On the top floor, there are dozens of cafes and restaurants filled with gorgeous women, "maquillaged" and Chanel-suited, laughing, and gossiping with elongated red finger nails while waiting for their men in expensive leather jackets to return to them from the distractions of their mobile phones.
This could be a scene from Beirut but for the English store names glaring down in neon - W. H. Smith, Boots, and of course, Marks and Spencers.
In the parking lot, there are at least a dozen Range Rovers, many more Mercedes, and a few Jaguars. At the exit, a homeless man sells the "Big Issue" with capitalist zeal.

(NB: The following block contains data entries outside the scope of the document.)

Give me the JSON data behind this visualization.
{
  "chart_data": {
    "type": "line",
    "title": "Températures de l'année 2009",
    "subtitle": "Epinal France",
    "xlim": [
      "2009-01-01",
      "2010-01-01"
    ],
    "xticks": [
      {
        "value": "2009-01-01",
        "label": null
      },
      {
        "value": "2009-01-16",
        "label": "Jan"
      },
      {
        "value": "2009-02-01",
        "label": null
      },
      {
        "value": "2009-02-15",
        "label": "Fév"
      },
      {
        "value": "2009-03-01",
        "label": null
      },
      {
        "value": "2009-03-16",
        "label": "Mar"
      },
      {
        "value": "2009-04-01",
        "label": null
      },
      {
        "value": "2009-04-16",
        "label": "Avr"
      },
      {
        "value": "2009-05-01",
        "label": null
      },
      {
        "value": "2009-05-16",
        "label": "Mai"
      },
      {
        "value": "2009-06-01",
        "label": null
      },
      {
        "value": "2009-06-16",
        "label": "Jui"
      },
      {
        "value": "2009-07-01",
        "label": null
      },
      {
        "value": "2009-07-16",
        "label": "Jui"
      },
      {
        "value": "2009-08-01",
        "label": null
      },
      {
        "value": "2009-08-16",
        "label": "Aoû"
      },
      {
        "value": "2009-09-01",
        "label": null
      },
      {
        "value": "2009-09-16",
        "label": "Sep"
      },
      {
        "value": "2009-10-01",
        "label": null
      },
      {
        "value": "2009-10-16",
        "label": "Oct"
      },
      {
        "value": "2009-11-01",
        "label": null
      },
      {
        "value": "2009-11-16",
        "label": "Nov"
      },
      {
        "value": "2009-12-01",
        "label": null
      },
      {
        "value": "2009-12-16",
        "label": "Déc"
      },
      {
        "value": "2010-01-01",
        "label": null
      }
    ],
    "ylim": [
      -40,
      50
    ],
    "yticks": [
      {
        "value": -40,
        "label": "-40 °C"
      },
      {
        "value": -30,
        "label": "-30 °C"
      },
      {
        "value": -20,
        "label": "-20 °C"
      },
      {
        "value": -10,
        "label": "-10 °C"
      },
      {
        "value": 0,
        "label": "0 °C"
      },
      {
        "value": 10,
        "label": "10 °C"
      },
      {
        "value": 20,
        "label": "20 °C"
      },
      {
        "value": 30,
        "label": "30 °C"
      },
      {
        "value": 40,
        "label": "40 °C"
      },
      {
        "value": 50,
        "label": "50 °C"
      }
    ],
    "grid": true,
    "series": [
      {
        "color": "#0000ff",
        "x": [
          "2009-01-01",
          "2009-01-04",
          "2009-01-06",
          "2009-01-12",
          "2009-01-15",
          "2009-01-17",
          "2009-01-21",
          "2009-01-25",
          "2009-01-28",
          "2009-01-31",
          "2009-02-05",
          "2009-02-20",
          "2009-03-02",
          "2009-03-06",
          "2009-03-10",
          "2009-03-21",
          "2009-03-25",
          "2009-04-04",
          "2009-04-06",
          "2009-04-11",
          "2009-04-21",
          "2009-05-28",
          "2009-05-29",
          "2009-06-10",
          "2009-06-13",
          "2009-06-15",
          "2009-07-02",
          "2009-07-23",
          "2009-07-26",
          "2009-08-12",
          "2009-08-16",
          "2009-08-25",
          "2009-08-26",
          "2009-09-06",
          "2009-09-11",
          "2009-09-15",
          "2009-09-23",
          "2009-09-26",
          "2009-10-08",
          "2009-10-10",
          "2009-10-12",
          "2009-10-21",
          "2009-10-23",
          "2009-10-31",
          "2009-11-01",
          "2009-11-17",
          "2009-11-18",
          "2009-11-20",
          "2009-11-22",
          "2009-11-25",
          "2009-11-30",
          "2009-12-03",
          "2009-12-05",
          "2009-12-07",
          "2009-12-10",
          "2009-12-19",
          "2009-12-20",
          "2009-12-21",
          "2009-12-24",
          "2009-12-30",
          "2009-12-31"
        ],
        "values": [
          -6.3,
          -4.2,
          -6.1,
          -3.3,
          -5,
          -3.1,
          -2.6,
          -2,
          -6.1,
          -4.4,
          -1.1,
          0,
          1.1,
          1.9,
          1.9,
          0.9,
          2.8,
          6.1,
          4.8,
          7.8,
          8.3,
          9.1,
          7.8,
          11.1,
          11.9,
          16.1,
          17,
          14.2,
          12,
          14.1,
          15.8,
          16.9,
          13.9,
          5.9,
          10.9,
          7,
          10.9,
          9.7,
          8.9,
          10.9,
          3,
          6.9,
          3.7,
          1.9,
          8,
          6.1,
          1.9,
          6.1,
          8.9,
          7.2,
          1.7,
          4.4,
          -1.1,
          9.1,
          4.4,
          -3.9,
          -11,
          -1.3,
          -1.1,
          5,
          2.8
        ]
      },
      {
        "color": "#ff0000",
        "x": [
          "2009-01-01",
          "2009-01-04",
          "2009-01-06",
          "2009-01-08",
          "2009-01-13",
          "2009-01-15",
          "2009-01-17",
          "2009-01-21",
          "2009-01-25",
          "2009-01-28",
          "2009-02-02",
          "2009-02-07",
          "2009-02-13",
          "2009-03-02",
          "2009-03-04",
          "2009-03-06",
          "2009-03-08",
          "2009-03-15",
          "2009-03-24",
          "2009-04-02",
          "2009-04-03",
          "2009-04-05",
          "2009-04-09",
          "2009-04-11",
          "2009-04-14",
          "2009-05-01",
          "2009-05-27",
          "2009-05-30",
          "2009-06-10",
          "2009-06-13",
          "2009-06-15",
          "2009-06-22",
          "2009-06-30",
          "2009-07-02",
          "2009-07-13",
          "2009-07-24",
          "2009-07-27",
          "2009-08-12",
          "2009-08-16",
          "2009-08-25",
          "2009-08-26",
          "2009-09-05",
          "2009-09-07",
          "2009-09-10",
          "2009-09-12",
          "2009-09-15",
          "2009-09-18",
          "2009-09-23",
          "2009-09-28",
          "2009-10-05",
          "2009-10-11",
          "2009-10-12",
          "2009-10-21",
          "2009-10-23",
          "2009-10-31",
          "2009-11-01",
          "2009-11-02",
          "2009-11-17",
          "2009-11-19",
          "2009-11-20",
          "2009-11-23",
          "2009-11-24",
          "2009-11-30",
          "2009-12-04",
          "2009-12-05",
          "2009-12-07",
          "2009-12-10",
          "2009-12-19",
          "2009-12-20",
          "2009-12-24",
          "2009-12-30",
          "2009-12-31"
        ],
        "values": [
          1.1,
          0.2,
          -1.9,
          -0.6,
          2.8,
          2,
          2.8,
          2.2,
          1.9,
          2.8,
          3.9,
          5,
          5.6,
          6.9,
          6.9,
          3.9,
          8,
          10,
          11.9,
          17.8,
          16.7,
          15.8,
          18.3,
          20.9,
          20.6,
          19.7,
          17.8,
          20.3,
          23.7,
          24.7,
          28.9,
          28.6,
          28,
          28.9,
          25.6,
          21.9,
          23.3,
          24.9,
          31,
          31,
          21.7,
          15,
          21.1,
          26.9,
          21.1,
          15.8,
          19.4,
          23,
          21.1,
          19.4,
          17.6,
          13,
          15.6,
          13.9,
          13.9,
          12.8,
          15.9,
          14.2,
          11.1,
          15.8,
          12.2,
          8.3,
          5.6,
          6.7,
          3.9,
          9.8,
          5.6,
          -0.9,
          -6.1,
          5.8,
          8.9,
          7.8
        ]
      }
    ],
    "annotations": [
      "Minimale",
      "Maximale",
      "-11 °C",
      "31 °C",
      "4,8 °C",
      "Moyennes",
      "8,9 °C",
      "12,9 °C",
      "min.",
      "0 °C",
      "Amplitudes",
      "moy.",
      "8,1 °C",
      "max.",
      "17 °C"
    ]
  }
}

It starts to rain and you hail a cab.
You briefly contemplate a detour to Edgeware Road - London's other main Arab area - but decide against it. La Rose Patisserie, where you can find tired revolutionaries turned real-estate developers and hypoglycemic Lebanese sweets, will wait for another day.
The radio plays and a BBC announcer's voice drones matter-of-factly about John Major in Oxford accented English.
The streets are wet now and the de facto Arab colony begins to dissolve into the distance as English fish-and-chip-shopped London looms before you like another country.
The driver takes the scenic route, along the river, and passes by the new M-15 building, gleaming in the dark like a sinister shopping mall.
You drive by Big Ben as it gongs midnight into the rain-slicked night, like an Anglo-Saxon minaret in disguise, tolling for a great city on a small island, receiving its colonial karma.